Ben öğretmen olduktan sonra hiç başka birisiyle yattığım yeri paylaşmadım. Mümkün olduğu kadar ayrı odada yatmayı tercih ederim bir başkası varken rahat uyuyamam. İki kişi bir odada yatmadım desem doğru olur. Ama bu yurtta Sinan Bey ve erkek çocuklarla beraber aynı odayı paylaştık. Sinan Bey çocukluğunu hatırlamış olacak ki çift katlı ranzada yatmayı tercih etti. Bense bilgisayarımı açtım. Bu yazıları karalamaya başladım. Yorulmuş olacak ki Sinan Bey yarım saat içinde uyudu ve mızıka çalmaya başladı. Bende çalmışım ama kendi çalan kendi sesini duyamazmış.

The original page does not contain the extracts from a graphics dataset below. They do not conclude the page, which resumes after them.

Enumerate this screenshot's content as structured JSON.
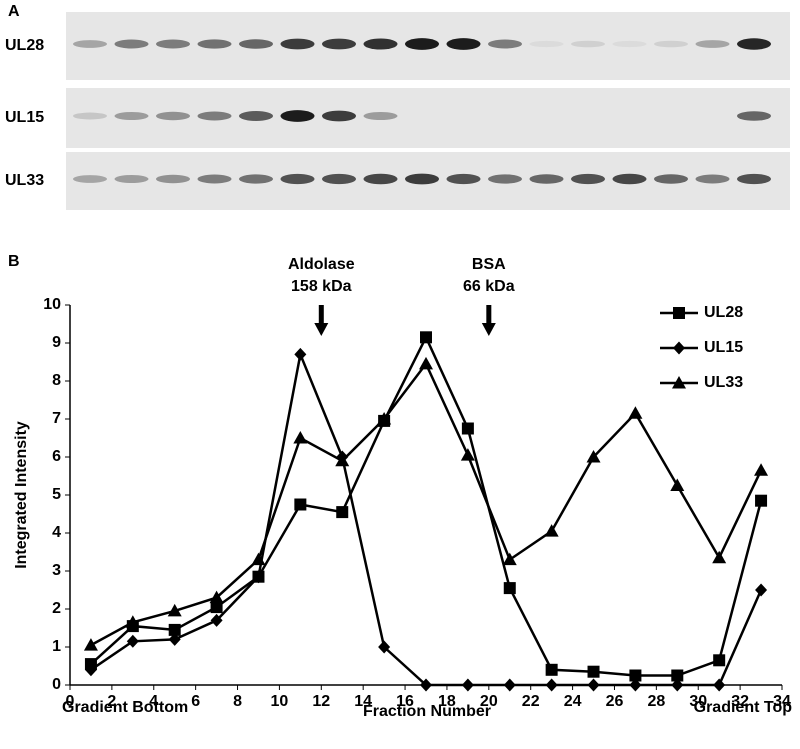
{
  "panel_labels": [
    "A",
    "B"
  ],
  "blot_labels": [
    "UL28",
    "UL15",
    "UL33"
  ],
  "chart_data": {
    "type": "line",
    "y_label": "Integrated Intensity",
    "x_label": "Fraction Number",
    "x_end_labels": [
      "Gradient Bottom",
      "Gradient Top"
    ],
    "annotations": [
      {
        "text": [
          "Aldolase",
          "158 kDa"
        ],
        "x": 12
      },
      {
        "text": [
          "BSA",
          "66 kDa"
        ],
        "x": 20
      }
    ],
    "x": [
      1,
      3,
      5,
      7,
      9,
      11,
      13,
      15,
      17,
      19,
      21,
      23,
      25,
      27,
      29,
      31,
      33
    ],
    "series": [
      {
        "name": "UL28",
        "color": "#000000",
        "marker": "square",
        "values": [
          0.55,
          1.55,
          1.45,
          2.05,
          2.85,
          4.75,
          4.55,
          6.95,
          9.15,
          6.75,
          2.55,
          0.4,
          0.35,
          0.25,
          0.25,
          0.65,
          4.85
        ]
      },
      {
        "name": "UL15",
        "color": "#000000",
        "marker": "diamond",
        "values": [
          0.4,
          1.15,
          1.2,
          1.7,
          2.85,
          8.7,
          6.0,
          1.0,
          0,
          0,
          0,
          0,
          0,
          0,
          0,
          0,
          2.5
        ]
      },
      {
        "name": "UL33",
        "color": "#000000",
        "marker": "triangle",
        "values": [
          1.05,
          1.65,
          1.95,
          2.3,
          3.3,
          6.5,
          5.9,
          7.0,
          8.45,
          6.05,
          3.3,
          4.05,
          6.0,
          7.15,
          5.25,
          3.35,
          5.65
        ]
      }
    ],
    "xlim": [
      0,
      34
    ],
    "xticks": [
      0,
      2,
      4,
      6,
      8,
      10,
      12,
      14,
      16,
      18,
      20,
      22,
      24,
      26,
      28,
      30,
      32,
      34
    ],
    "ylim": [
      0,
      10
    ],
    "yticks": [
      0,
      1,
      2,
      3,
      4,
      5,
      6,
      7,
      8,
      9,
      10
    ],
    "grid": false,
    "legend": "upper right"
  }
}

Aylin Hanım abisinin evine gitti. Gece gelmiş. Köylerde çok gezenlere bir şey derler ama o kadar hızlı ve çok geziyor ki! Arkasından yetişmek ya da enerjisine yetişmek mümkün değil. Çok tetik bir yapısı var. Girdiği yerlerde hep baktığı şey! Kırmızı, yeşil, siyah renkli şişeler. Mutlaka onları bir ziyaret eder, ondan sonra yapacağı işe bakar. Diğer Avrupa ülkelerinde olduğu gibi Viyana’da da hayat akşamdan sonra ya barlara ya da evlere hapsoluyor. Genelde sokakta Türklerden başka insan pek görmek mümkün olmuyor. Böyle bir kültür oluşmuş.
Sabah oldu. Kahvaltımızı yaptık. Hiç para ödemeden ayrıldık ayrılırken de bizim insanımızın misafirperverliğini, bize nasıl sevgiyle baktıklarını gördük. Minibüs bizi hava alanına getirdi vedalaştık, ayrıldık. Krakow maceramız burada başladı. İki saat kadar bir uçuştan sonra hava limanına ulaştık. Küçük şirin bir hava limanı var. Bizi Polonya’dan ‘’Comenius’’ porejesinde görevli bir bayan öğretmen karşıladı. Çok kibar, çok nazik bir bayan, şu anda eğer kendisiyle karşılaşmış olsam gerçektende yılın öğretmeni seçerdim. Öyle mesleğinin inceliklerini bilen bir bayan ki! Davranışlarıyla ve vücut diliyle kibar bir yapısı var. Çokta sakin sessiz, ihtiyaç hissetmedikçe konuşmayan bir arkadaşımız.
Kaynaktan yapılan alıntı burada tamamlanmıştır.